Le regard prend un temps à comprendre ce qui l’attend dans cette exposition. Seuls cinq tableaux ont été accrochés aux murs. Cinq tableaux de modestes dimensions, campés avec aplomb sur les murs blancs de 40m cube.

Surprise donc ; nous ne sommes pas habitués à tant de dépouillement. Il n’y a aucun truc ni astuce, l’artiste a tout simplement décidé de prendre le risque de la simplicité. Du moins est-ce le sentiment qui vient spontanément à l’esprit. Parce qu’en fait, la scénographie est un tantinet plus complexe : une porte a été changée, puis repeinte en vert pastel, couleur que l’on retrouve à la fois sur l’une des toiles et à plusieurs endroits mélangée au blanc qui recouvre les murs. Une fois remarquée, cette excentricité fabrique quelques questions, perturbe et ralentie un peu la visite mais en définitive ne change pas grand-chose à ce qui se présente à nous. De petites gouaches aux couleurs mâtes et crayeuses, dont le sujet est figuré à l’aide d’une trame unique ayant invariablement le blanc pour composante.
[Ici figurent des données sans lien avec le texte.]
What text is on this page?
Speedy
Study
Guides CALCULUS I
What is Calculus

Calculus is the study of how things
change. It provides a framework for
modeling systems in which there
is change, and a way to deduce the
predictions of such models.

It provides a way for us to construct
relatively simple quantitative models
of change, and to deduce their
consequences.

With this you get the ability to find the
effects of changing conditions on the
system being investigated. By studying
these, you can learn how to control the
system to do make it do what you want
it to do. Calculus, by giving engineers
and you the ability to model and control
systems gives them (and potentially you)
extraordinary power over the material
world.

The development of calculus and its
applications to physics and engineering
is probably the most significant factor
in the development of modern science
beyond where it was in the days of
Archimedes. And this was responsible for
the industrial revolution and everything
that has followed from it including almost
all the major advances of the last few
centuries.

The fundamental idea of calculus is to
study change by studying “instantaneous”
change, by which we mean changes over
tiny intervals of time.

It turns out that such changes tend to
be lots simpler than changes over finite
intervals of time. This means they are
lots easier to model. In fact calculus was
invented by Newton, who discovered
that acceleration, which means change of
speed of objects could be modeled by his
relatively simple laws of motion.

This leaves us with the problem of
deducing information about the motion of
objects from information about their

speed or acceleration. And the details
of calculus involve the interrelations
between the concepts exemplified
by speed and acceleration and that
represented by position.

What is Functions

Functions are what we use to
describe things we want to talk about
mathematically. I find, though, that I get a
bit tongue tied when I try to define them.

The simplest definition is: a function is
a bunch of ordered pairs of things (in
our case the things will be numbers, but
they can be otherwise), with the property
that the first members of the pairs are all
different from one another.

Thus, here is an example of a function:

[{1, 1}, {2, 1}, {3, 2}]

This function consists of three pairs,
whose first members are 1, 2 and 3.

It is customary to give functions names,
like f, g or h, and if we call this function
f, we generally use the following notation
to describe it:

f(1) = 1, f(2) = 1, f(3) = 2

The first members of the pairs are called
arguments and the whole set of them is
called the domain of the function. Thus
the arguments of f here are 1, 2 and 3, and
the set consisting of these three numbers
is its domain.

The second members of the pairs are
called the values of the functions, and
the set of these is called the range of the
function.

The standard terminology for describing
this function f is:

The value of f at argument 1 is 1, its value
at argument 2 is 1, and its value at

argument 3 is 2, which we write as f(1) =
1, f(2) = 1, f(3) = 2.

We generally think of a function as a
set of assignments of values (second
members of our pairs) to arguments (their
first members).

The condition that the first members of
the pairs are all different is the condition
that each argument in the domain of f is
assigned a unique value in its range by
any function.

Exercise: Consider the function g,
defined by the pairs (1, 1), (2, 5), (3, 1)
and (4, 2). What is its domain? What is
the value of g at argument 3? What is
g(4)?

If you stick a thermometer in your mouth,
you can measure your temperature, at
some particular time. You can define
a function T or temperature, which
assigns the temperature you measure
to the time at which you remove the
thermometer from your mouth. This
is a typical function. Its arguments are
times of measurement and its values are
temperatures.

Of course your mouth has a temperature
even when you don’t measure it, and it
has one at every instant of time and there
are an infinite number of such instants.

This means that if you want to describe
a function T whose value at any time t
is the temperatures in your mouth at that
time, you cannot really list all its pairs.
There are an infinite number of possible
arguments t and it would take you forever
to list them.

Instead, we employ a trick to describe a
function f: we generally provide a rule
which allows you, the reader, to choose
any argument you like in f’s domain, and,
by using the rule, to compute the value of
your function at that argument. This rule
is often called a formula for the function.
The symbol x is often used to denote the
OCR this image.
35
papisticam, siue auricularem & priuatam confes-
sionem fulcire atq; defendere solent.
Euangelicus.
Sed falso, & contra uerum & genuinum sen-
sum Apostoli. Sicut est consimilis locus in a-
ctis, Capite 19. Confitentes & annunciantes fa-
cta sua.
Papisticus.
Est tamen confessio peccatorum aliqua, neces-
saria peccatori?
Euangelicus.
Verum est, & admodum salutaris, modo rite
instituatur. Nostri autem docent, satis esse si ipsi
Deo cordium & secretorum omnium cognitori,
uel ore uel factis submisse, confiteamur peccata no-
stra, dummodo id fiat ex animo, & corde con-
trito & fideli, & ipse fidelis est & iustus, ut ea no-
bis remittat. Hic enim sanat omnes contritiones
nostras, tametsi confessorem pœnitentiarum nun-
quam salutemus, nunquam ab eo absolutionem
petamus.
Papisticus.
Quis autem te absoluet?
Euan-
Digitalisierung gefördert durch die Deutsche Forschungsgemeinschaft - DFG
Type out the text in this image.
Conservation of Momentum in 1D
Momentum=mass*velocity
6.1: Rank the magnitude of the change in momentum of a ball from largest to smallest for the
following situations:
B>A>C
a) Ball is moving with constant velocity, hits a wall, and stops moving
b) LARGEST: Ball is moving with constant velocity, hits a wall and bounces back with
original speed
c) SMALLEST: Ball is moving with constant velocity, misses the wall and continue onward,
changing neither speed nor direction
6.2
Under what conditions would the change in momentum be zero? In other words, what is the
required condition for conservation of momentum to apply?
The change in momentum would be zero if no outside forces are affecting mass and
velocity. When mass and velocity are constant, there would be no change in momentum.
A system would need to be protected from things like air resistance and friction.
Loïc Raguénes dégrade minutieusement ces images à l’aide d’un logiciel avant de les peindre. Le procédé est bien connu ; de loin l’image apparaît sans effort, de près elle se brouille comme l’ébullition d’une casserole d’eau brouille la vision de son contenu. Nous sommes donc forcés, invités à nous déplacer et à arpenter l’espace pour en tirer le maximum. De loin en proche, l’image joue avec nous, les bras dans le dos, le nez en avant, claquant des talons, s’approchant et reculant tantôt vivement tantôt mollement… sans que l’on puisse réellement y faire quoi que ce soit ces œuvres nous donnent l’air stéréotypé du Connaisseur qui cherche à déterminer quelle est la meilleure distance pour apprécier les peintures. En elles-mêmes, les images semblent avoir été choisies sans contraintes ni tentation du goût. Pourtant, elles flirtent toujours avec l’histoire de l’art. L’exposition est parcourue de réminiscence que nous connaissons plus ou moins bien : Zurbaran, Sérusier ou encore Victor Hugo voisinent avec le Château de Joux que recouvre une projection du film de Robert Bresson Pickpocket. Dans un coin, Apples fait un clin d’œil à Cézanne, en face le château de Chenonceau est réduit à la poignée de Cercles Verts que forment ensemble les arches et leurs reflets dans l’eau, la mer qui est aussi présente se signale par une Entrée du port chatouillante à l’égal une esquisse sur un motif impressionniste.

La balade du conservateur continue. Et cet artiste, ne se plaisanterait-il pas un peu de nous à faire des peintures sur carton qui gondolent, à tester nos connaissances, à perturber le regard de farces, d’attrapes. Raguénes ne se donne pas facilement, il sème de partout des motifs pour ceux qui voudraient se disperser ; pour avoir accès à sa peinture il faut sortir de soi. Il faut du temps, il faut aimer sauter à cloche-pied.